We can collect eDNA in soil, water or air samples and read the DNA sequences present. Then we match the sequences to a reference library to identify the species present at the scene. Collecting eDNA is a non-invasive method to study biodiversity and monitor ecosystems, allowing us to track species presence without direct observation or disturbance.
But what is eDNA, exactly? Would the answer help us collect eDNA from the environment more effectively and work with it better in the lab? We decided to find out.
eDNA in the sea
Its name might suggest eDNA is simply naked fragments of DNA floating freely in the environment, but the answer is more complex.
Dr Haylea Power is a research scientist with our Environomics Future Science Platform. She said eDNA has never been well characterised.
“We know how to collect eDNA and work with it in the lab, but we’ve never known exactly what physically we were working with,” Haylea said.
“We think this knowledge would be helpful for collecting eDNA more effectively. It might also help us detect species that have proved difficult to detect using eDNA, perhaps because their eDNA is not in the physical form we thought it was.”
Haylea’s team collected seawater from Mettam’s pool, a lagoon in Perth, Western Australia. Then they filtered the water through filter paper to separate the eDNA present in the water.
Instead of using a standard sized filter paper, the team filtered the sea water through a series of filter papers. This allowed them to separate particles starting at 80 micrometres all the way down to particles less than 0.22 micrometres. (For comparison, office printer paper is about 100 micrometres thick and plastic cling wrap is about 10 micrometres thick.)
They used microscopy to visualise the particles trapped by the different sized filter papers. Following this, they analysed the eDNA from each filter to compare the detectable species.
What eDNA is made of
The team discovered eDNA is not just fragments of DNA floating in the sea.
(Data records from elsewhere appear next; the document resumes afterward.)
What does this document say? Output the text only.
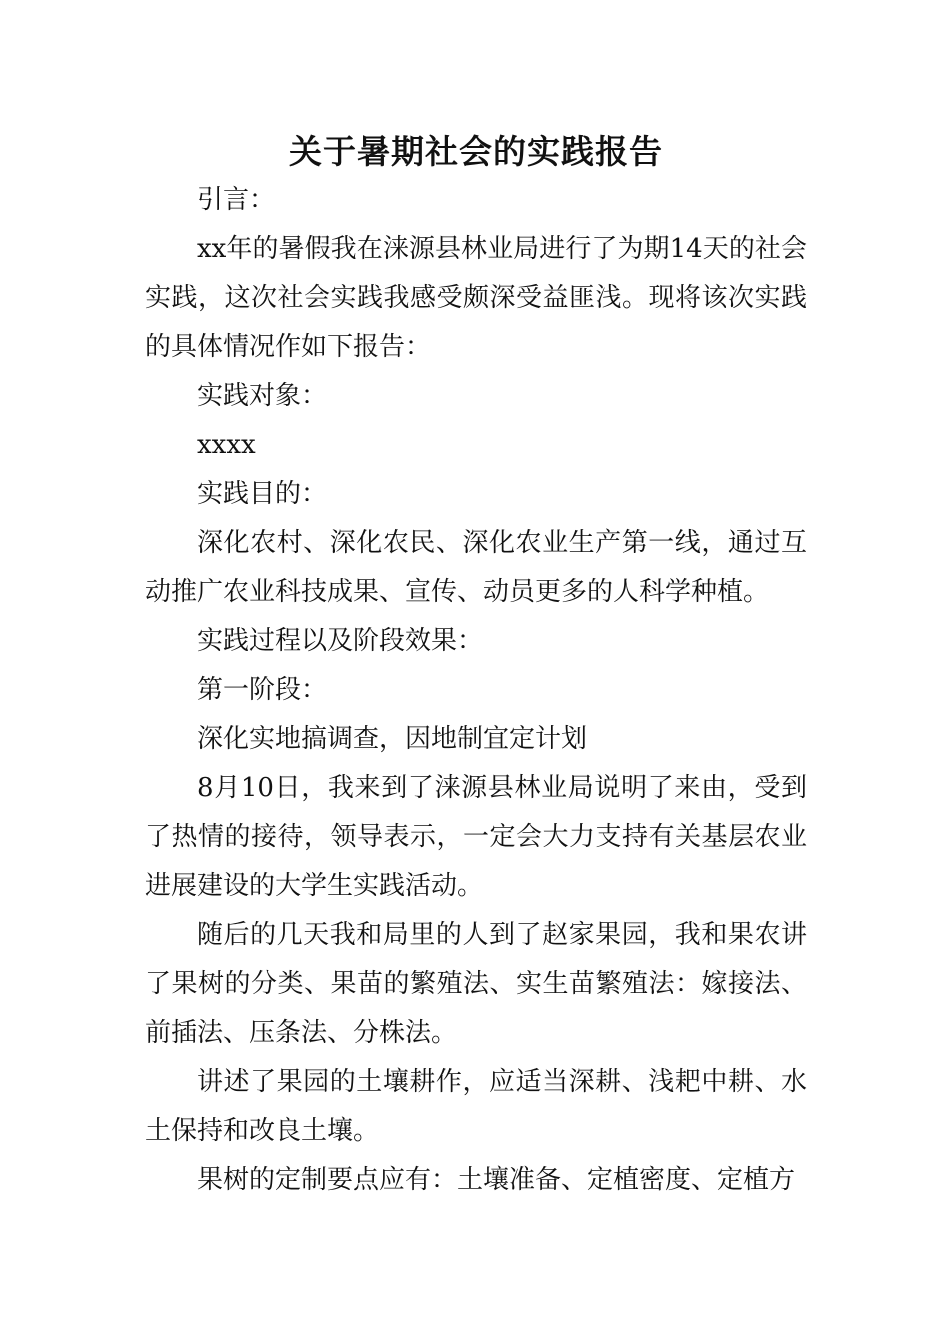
关于暑期社会的实践报告

引言：

xx年的暑假我在涞源县林业局进行了为期14天的社会实践，这次社会实践我感受颇深受益匪浅。现将该次实践的具体情况作如下报告：

实践对象：

xxxx

实践目的：

深化农村、深化农民、深化农业生产第一线，通过互动推广农业科技成果、宣传、动员更多的人科学种植。

实践过程以及阶段效果：

第一阶段：

深化实地搞调查，因地制宜定计划

8月10日，我来到了涞源县林业局说明了来由，受到了热情的接待，领导表示，一定会大力支持有关基层农业进展建设的大学生实践活动。

随后的几天我和局里的人到了赵家果园，我和果农讲了果树的分类、果苗的繁殖法、实生苗繁殖法：嫁接法、前插法、压条法、分株法。

讲述了果园的土壤耕作，应适当深耕、浅耙中耕、水土保持和改良土壤。

果树的定制要点应有：土壤准备、定植密度、定植方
“eDNA is present a variety of different ways in seawater," Haylea said.
"It can be embedded in single cells, tissue fragments, complete microscopic organisms, and aggregates of these materials embedded within biofilms."
Importantly, the team found the choice of filter size can impact the results of research using eDNA. This is because the optimal filter pore size differs for different kinds of living things.
“The optimal pore size for fish was 5 micrometres, but for bacteria it was 80 micrometres,” Haylea said.
"This was a surprise because bacteria are tiny compared to fish.
“If you choose the wrong size filter, you can accidentally filter out entire groups of species. This means there is huge scope to improve the way we collect eDNA from marine environments, and how we work with it in the lab.
“The knowledge that different filter sizes can select for different groups of lifeforms will be useful.
“In the future, we would like to read the eDNA in a scoop of sea water and not just end up with a list of the species present. The ultimate goal is for eDNA to result in better management of the marine environment.”
The paper What is Environmental DNA (eDNA)? was published in the journal Environmental DNA.